We moored at Wolverton to do a shop at Tesco after leaving Target turn. We have never spent a night here as we have heard several stories about the people in the flats falling out with boaters. Apparently some boats run their engines and generators late at night and the smoke from their boats fires goes into the flats. we have also been told of boats having items thrown onto their boats from the flats above including lit cigarette ends. With all the wood and coal on our roof a lit cigarette thrown onto it would be a disaster.
After leaving Tesco moorings we left Woolverton and headed towards Cosgrove where we will stay for a week or two. Its handy here for the station as Carolyn headed back down to Devon for a few days over Christmas while i stayed aboard Inca.
With Carolyn down in Devon it was good to have Stewart and Fran moored close by. We met up every day for walkies and coffee. I think Fran has got a few tips from Carolyn and is trying to find a final resting place for Stewart like Carolyn is for me.
This is something i do not understand. The first 160 meters below the lock at Cosgrove are designated winter moorings. The boaters pay over £100 extra a month on top of their licence fee to moor here for up to 5 months over the winter period. So with over 2000 miles of canals plus countless lakes and ponds in the area why do they have a fishing match right through the moorings. There is no hook up for the boats to get electric ,so they have to run their engines for several hours every day. Guess what happened when a boat started his engine to charge his batteries , that's right the Anglers start moaning. Its no wonder a lot of Anglers and boaters don't get on …
You may remember back in October that Mick Betts made us some fenders for the front of Inca to protect the bow and cratch cover. The fenders are such a success that we decided to ask Mick to make us some more to protect the stern. Yet again Mick did a brilliant job at a very good price , he can be contacted on 07816541868 .
With temperatures as low as minus three over several days it was no surprise that the canal froze over.

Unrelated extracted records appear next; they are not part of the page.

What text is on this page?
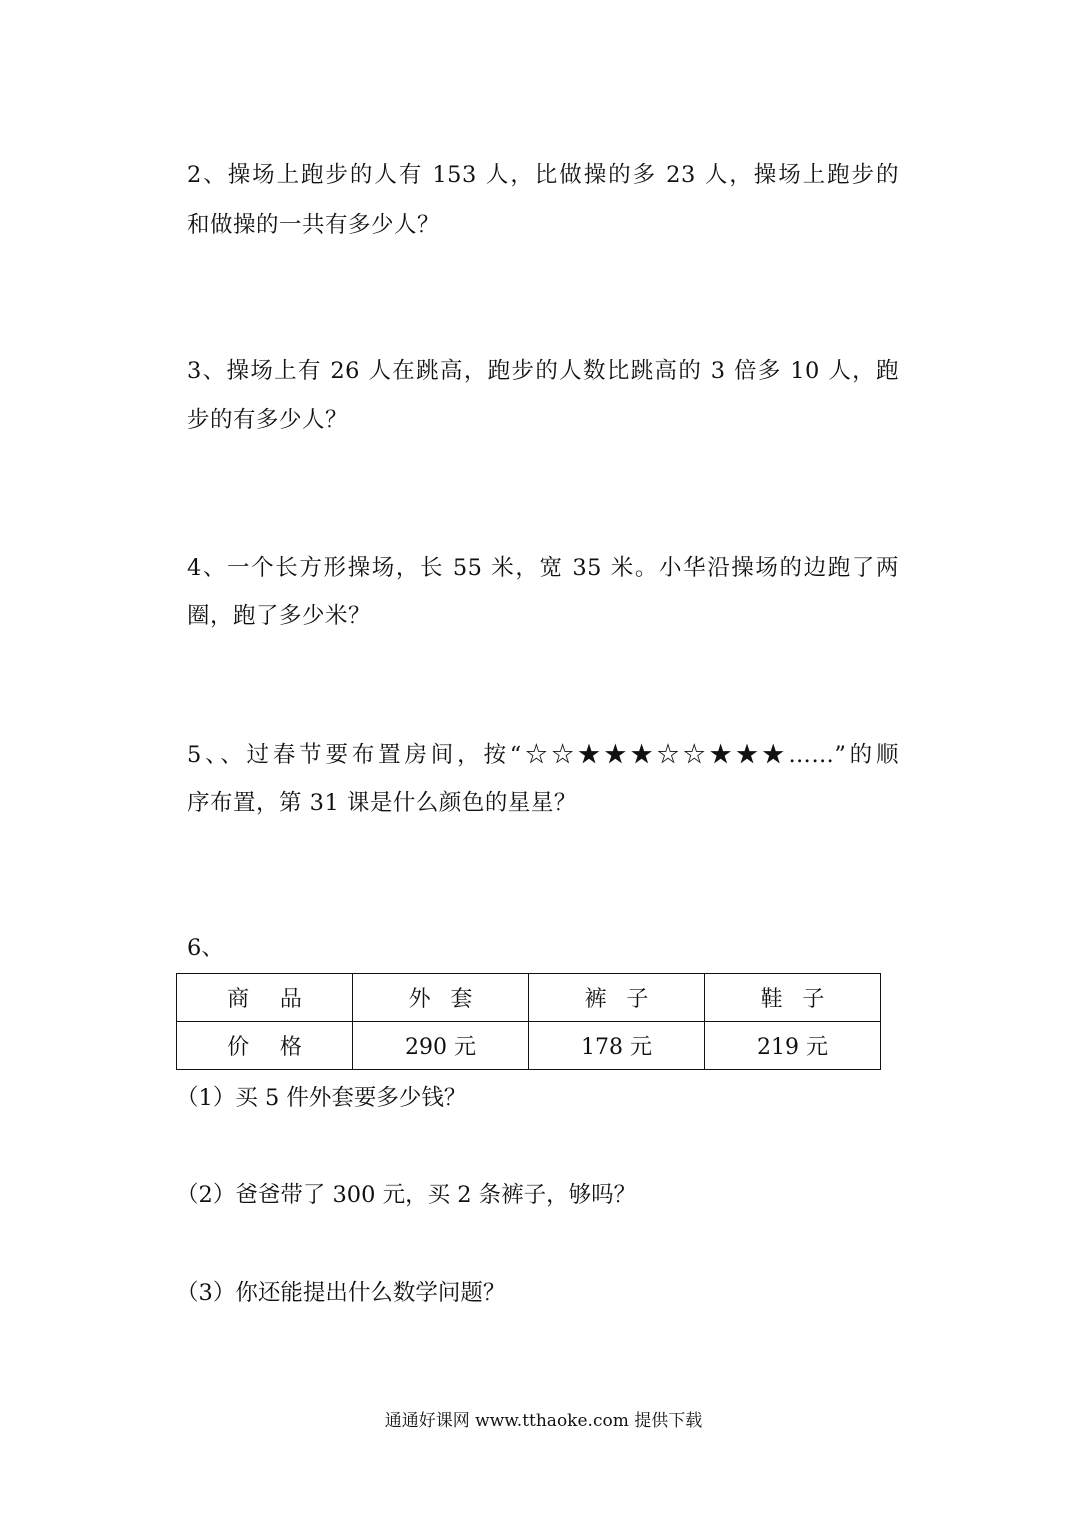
2、操场上跑步的人有 153 人，比做操的多 23 人，操场上跑步的
和做操的一共有多少人？
3、操场上有 26 人在跳高，跑步的人数比跳高的 3 倍多 10 人，跑
步的有多少人？
4、一个长方形操场，长 55 米，宽 35 米。小华沿操场的边跑了两
圈，跑了多少米？
5、、过春节要布置房间，按“☆☆★★★☆☆★★★……”的顺
序布置，第 31 课是什么颜色的星星？
6、
商品	外套	裤子	鞋子
价格	290 元	178 元	219 元
（1）买 5 件外套要多少钱？
（2）爸爸带了 300 元，买 2 条裤子，够吗？
（3）你还能提出什么数学问题？
通通好课网 www.tthaoke.com 提供下载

Fortunately Jules on her coal boat with Richard and Ryan breaks through the ice to deliver coal and diesel. We filled with diesel and had a couple more bags of coal ,just to keep stocks up. The price of diesel is now down to 75 pence a litre which is a real bonus as we are running the engine for several hours every day.
With Carolyn now back from Devon we are going to spend a few days here and wait for the ice to melt. We could travel through the ice but we would face the risk of the blacking coming off and thus loosing our hull protection. After all the money we spent on the hull back in April with having the hull metalized and blacked with 2 pack we just wont take the risk. We have plenty of time to get through Braunston before the flight of locks are closed for maintenance work on the 12th of January.